2.7 KiB
2.7 KiB
Benchmark Methodology
This report makes Yao Meta Skill benchmark claims auditable. It distinguishes self-eval evidence from release gates and names the limits of every comparison.
Benchmark Types
| Type | Purpose | Evidence |
|---|---|---|
| Self-eval | Fast local regression signal during authoring | Trigger suites, output eval cases, packaging checks |
| Internal blind eval | Guard against tuning only visible cases | Blind holdout, adversarial holdout, route confusion |
| External review | Check whether the workflow holds up outside the author context | Human review notes, benchmark scans, release snapshots |
Sample Sources
- Public fixtures that can be committed and rerun.
- Real but anonymized cases when user content can be safely reduced to metadata or synthetic prompts.
- Failure library entries from prior regressions.
- Near-neighbor prompts that should not trigger the skill.

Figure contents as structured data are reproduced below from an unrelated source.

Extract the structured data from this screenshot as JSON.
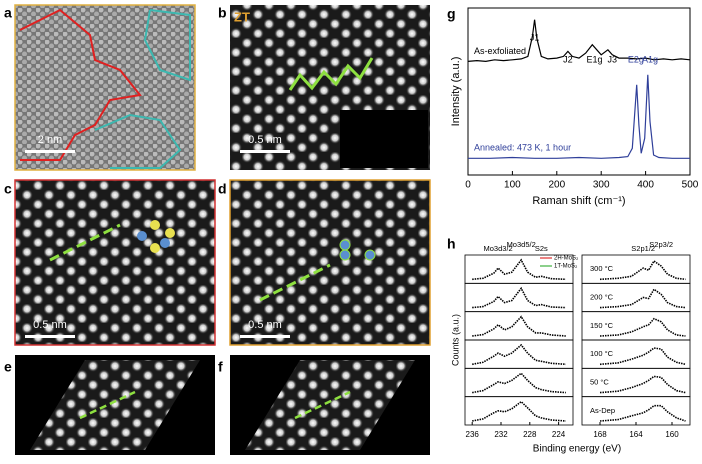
{
  "panels": [
    {
      "label": "a",
      "scale_bar": "2 nm"
    },
    {
      "label": "b",
      "scale_bar": "0.5 nm",
      "tag": "ZT"
    },
    {
      "label": "c",
      "scale_bar": "0.5 nm"
    },
    {
      "label": "d",
      "scale_bar": "0.5 nm"
    },
    {
      "label": "e"
    },
    {
      "label": "f"
    }
  ],
  "chart_data": [
    {
      "label": "g",
      "type": "line",
      "xlabel": "Raman shift (cm⁻¹)",
      "ylabel": "Intensity (a.u.)",
      "xlim": [
        0,
        500
      ],
      "xticks": [
        0,
        100,
        200,
        300,
        400,
        500
      ],
      "ylim": [
        0,
        10
      ],
      "series": [
        {
          "name": "As-exfoliated",
          "color": "#000000",
          "x": [
            0,
            20,
            40,
            60,
            80,
            100,
            120,
            135,
            145,
            150,
            155,
            165,
            180,
            200,
            215,
            225,
            235,
            250,
            265,
            280,
            290,
            300,
            315,
            325,
            340,
            360,
            380,
            400,
            420,
            440,
            460,
            480,
            500
          ],
          "values": [
            6.8,
            6.85,
            6.8,
            6.9,
            6.85,
            6.9,
            6.95,
            7.1,
            8.3,
            9.3,
            8.2,
            7.1,
            6.95,
            7.0,
            7.1,
            7.4,
            7.1,
            7.0,
            7.3,
            7.8,
            7.5,
            7.2,
            7.5,
            7.2,
            7.0,
            7.0,
            6.95,
            7.0,
            6.9,
            6.95,
            6.9,
            6.95,
            6.9
          ]
        },
        {
          "name": "Annealed: 473 K, 1 hour",
          "color": "#2f3f9a",
          "x": [
            0,
            50,
            100,
            150,
            200,
            250,
            300,
            340,
            360,
            370,
            375,
            380,
            385,
            390,
            398,
            405,
            410,
            418,
            430,
            460,
            500
          ],
          "values": [
            1.0,
            1.0,
            1.05,
            1.0,
            1.0,
            1.05,
            1.0,
            1.05,
            1.1,
            1.6,
            3.5,
            5.4,
            3.0,
            1.3,
            2.2,
            6.0,
            3.2,
            1.2,
            1.05,
            1.0,
            1.0
          ]
        }
      ],
      "annotations": [
        {
          "text": "J1",
          "x": 150,
          "color": "#000000"
        },
        {
          "text": "J2",
          "x": 225,
          "color": "#000000"
        },
        {
          "text": "E1g",
          "x": 285,
          "color": "#000000"
        },
        {
          "text": "J3",
          "x": 325,
          "color": "#000000"
        },
        {
          "text": "E2g",
          "x": 378,
          "color": "#2f3f9a"
        },
        {
          "text": "A1g",
          "x": 410,
          "color": "#2f3f9a"
        }
      ]
    },
    {
      "label": "h",
      "type": "line",
      "ylabel": "Counts (a.u.)",
      "xlabel": "Binding energy (eV)",
      "legend": [
        {
          "name": "2H-MoS₂",
          "color": "#e03030"
        },
        {
          "name": "1T-MoS₂",
          "color": "#40b040"
        }
      ],
      "subplots": [
        {
          "xlim": [
            237,
            222
          ],
          "xticks": [
            236,
            232,
            228,
            224
          ],
          "x": [
            236,
            234.5,
            233,
            232.4,
            231.5,
            230.5,
            229.2,
            228.3,
            227.2,
            226.4,
            225,
            223
          ],
          "peaks": [
            {
              "text": "Mo3d3/2",
              "x": 232.4
            },
            {
              "text": "Mo3d5/2",
              "x": 229.2
            },
            {
              "text": "S2s",
              "x": 226.4
            }
          ],
          "series": [
            {
              "values": [
                0.05,
                0.1,
                0.35,
                0.6,
                0.3,
                0.4,
                1.0,
                0.4,
                0.15,
                0.2,
                0.08,
                0.05
              ]
            },
            {
              "values": [
                0.05,
                0.1,
                0.35,
                0.6,
                0.3,
                0.4,
                1.0,
                0.4,
                0.15,
                0.2,
                0.08,
                0.05
              ]
            },
            {
              "values": [
                0.05,
                0.12,
                0.4,
                0.6,
                0.35,
                0.5,
                1.0,
                0.5,
                0.2,
                0.2,
                0.1,
                0.05
              ]
            },
            {
              "values": [
                0.05,
                0.15,
                0.45,
                0.6,
                0.45,
                0.6,
                1.0,
                0.6,
                0.25,
                0.2,
                0.1,
                0.05
              ]
            },
            {
              "values": [
                0.05,
                0.15,
                0.45,
                0.58,
                0.5,
                0.65,
                1.0,
                0.65,
                0.3,
                0.2,
                0.1,
                0.05
              ]
            },
            {
              "values": [
                0.05,
                0.15,
                0.45,
                0.55,
                0.5,
                0.65,
                1.0,
                0.7,
                0.3,
                0.2,
                0.1,
                0.05
              ]
            }
          ]
        },
        {
          "xlim": [
            170,
            158
          ],
          "xticks": [
            168,
            164,
            160
          ],
          "x": [
            168,
            166,
            164.5,
            163.2,
            162.6,
            162,
            161.2,
            160.5,
            159.5,
            158.5
          ],
          "peaks": [
            {
              "text": "S2p1/2",
              "x": 163.2
            },
            {
              "text": "S2p3/2",
              "x": 161.2
            }
          ],
          "series": [
            {
              "name": "300 °C",
              "values": [
                0.05,
                0.1,
                0.2,
                0.6,
                0.5,
                0.95,
                0.7,
                0.3,
                0.1,
                0.05
              ]
            },
            {
              "name": "200 °C",
              "values": [
                0.05,
                0.1,
                0.2,
                0.55,
                0.5,
                0.95,
                0.7,
                0.3,
                0.1,
                0.05
              ]
            },
            {
              "name": "150 °C",
              "values": [
                0.05,
                0.1,
                0.25,
                0.5,
                0.6,
                0.9,
                0.75,
                0.35,
                0.1,
                0.05
              ]
            },
            {
              "name": "100 °C",
              "values": [
                0.05,
                0.12,
                0.3,
                0.5,
                0.65,
                0.85,
                0.8,
                0.4,
                0.15,
                0.05
              ]
            },
            {
              "name": "50 °C",
              "values": [
                0.05,
                0.12,
                0.3,
                0.5,
                0.65,
                0.85,
                0.8,
                0.45,
                0.15,
                0.05
              ]
            },
            {
              "name": "As-Dep",
              "values": [
                0.05,
                0.12,
                0.3,
                0.45,
                0.6,
                0.8,
                0.8,
                0.5,
                0.2,
                0.05
              ]
            }
          ]
        }
      ]
    }
  ]
}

- Output cases with without-skill and with-skill artifacts.
Evaluation Dimensions
| Dimension | Evidence |
|---|---|
| Trigger reliability | should-trigger, should-not-trigger, near-neighbor, route confusion |
| Output effectiveness | with-skill vs baseline delta, v1 vs v2 delta, assertion grading |
| Context efficiency | entrypoint size, references split, resource-boundary score |
| Runtime compatibility | target package structure, metadata, degradation notes |
| Trust and security | script interface, dependency pinning, permissions, secret scan, package hash |
| Governance and drift | owner, maturity, review cadence, regression history, promotion decisions |
| UX and adoption | quickstart, review viewer, report readability, reviewer handoff |
Weighting Rule
Any weighted public score must publish:
- exact sample count
- case families
- weights per dimension
- commands used to reproduce results
- failing cases and excluded cases
- commit hash and generated artifact paths
If a score is based on local self-eval only, label it as project-level self-eval rather than external benchmark proof.
Failure Disclosure
Every release should keep at least one representative failure when failures exist. The release note should say:
- what failed
- why it mattered
- whether the fix was trigger, output, runtime, trust, or governance related
- which test now prevents recurrence
Reproduction
Recommended release evidence:
git rev-parse HEAD
python3 scripts/run_output_eval.py
python3 scripts/export_skill_ir.py . --output-json skill-ir/examples/yao-meta-skill.json
python3 scripts/yao.py benchmark-reproducibility .
make ci-test
Record generated artifacts in reports/ and avoid comparing different runtime targets as if their capabilities were identical.